Laparoscopy is a minimally invasive surgery in which a tube with a camera is inserted through the abdomen so that the surgeon can see into the body.
What Does a Laparoscopy Entail?
Laparoscopic surgeries are low-risk and simple. The surgeon makes a small incision below the patient’s belly button and inflates the abdomen with carbon dioxide to make the interior more visible. The surgeon then slips a thin fiber-optic tube called a laparoscope through the abdominal wall. Mounted with a light and camera, the laparoscope transmits real-time video of the patient’s organs to a monitor for the surgeon to study. Common organs that laparoscopes image include livers, gallbladders, spleens, ovaries, stomachs, appendixes, pancreases and colons.
Laparoscopies allow surgeons to get high-resolution images of organs and to retrieve a biopsy for later studies. Some problems that laparoscopic surgery can identify include tumors, liver disease, and cancer progression. In addition, this surgery can help doctors determine whether a treatment is working and whether they need to perform an intervention right away.
Since laparoscopies are typically outpatient surgeries, you most likely won’t have to stay at the hospital overnight. Because the surgery only requires one to four 0.5- to 1.5-centimeter incisions, scarring tends to be minimal. Such incisions are stitched or taped shut.
How Do You Prepare for This Surgery?
Before getting a laparoscopy, let your doctor know if you’re pregnant right away so they know to work around your baby. Also, tell your doctor what medications you’re taking, especially if you’re on anticoagulants, painkillers, dietary supplements, anti-inflammatory drugs or any other medicine that can influence blood clotting. Your doctor may change your dosage in preparation for surgery.

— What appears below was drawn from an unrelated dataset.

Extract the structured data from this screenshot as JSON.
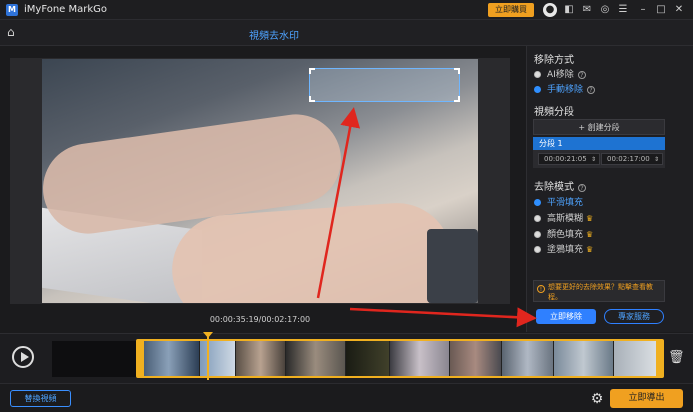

Keep in mind that doctors often perform thorough diagnostics before subjecting patients to this surgery, including chest X-rays, urinalysis and blood tests. Before getting laparoscopic surgery, patients must typically forgo food and drink for eight or more hours in advance so there’s no risk of vomiting while on anesthesia. Make sure you have a ride home once the surgery is over. Driving while recovering from anesthesia is dangerous.
How Long Does Recovery Take?
Recovery from this surgery doesn’t take long. Patients stay at the hospital for a few hours so doctors can assess their vitals. If you’re in good condition, show no signs of an adverse reaction to anesthesia and don’t have any surgical bleeding, you should be able to leave the hospital that day.
Although effects from anesthesia wear off after just a couple of hours, surgical pain may linger for a few days, requiring painkillers if bad enough. After seven days, you should be able to function like usual. Just remember to get plenty of sleep along with light physical activity to ensure your blood doesn’t clot.
What Should Women Know about Laparoscopic Surgeries?
This surgery is especially helpful for women suffering from infertility. It can detect problems with women’s reproductive organs, such as endometriosis, fibroids, fallopian blockage, ovarian cysts, organ trauma, pelvic inflammatory disease, and much more. Laparoscopes can image the ovaries, fallopian tubes and uterus with precision thanks to their high-resolution telescopic cameras. Women may experience nausea, swelling, urinary difficulty, abdominal pain, shortness of breath and a host of other problems after getting this surgery. About 0.3% of women who get female pelvic surgeries experience surgery-related problems.
To make the surgery as easy as possible, avoid wearing high-heeled shoes on the day of your laparoscopy and remove any nail polish you may have. Although it’s normal for vaginal bleeding to resume about four weeks after laparoscopic surgery, menstrual-related complications can arise. For example, your menstrual blood may have clotting and your bleeding may be more profuse and painful than usual.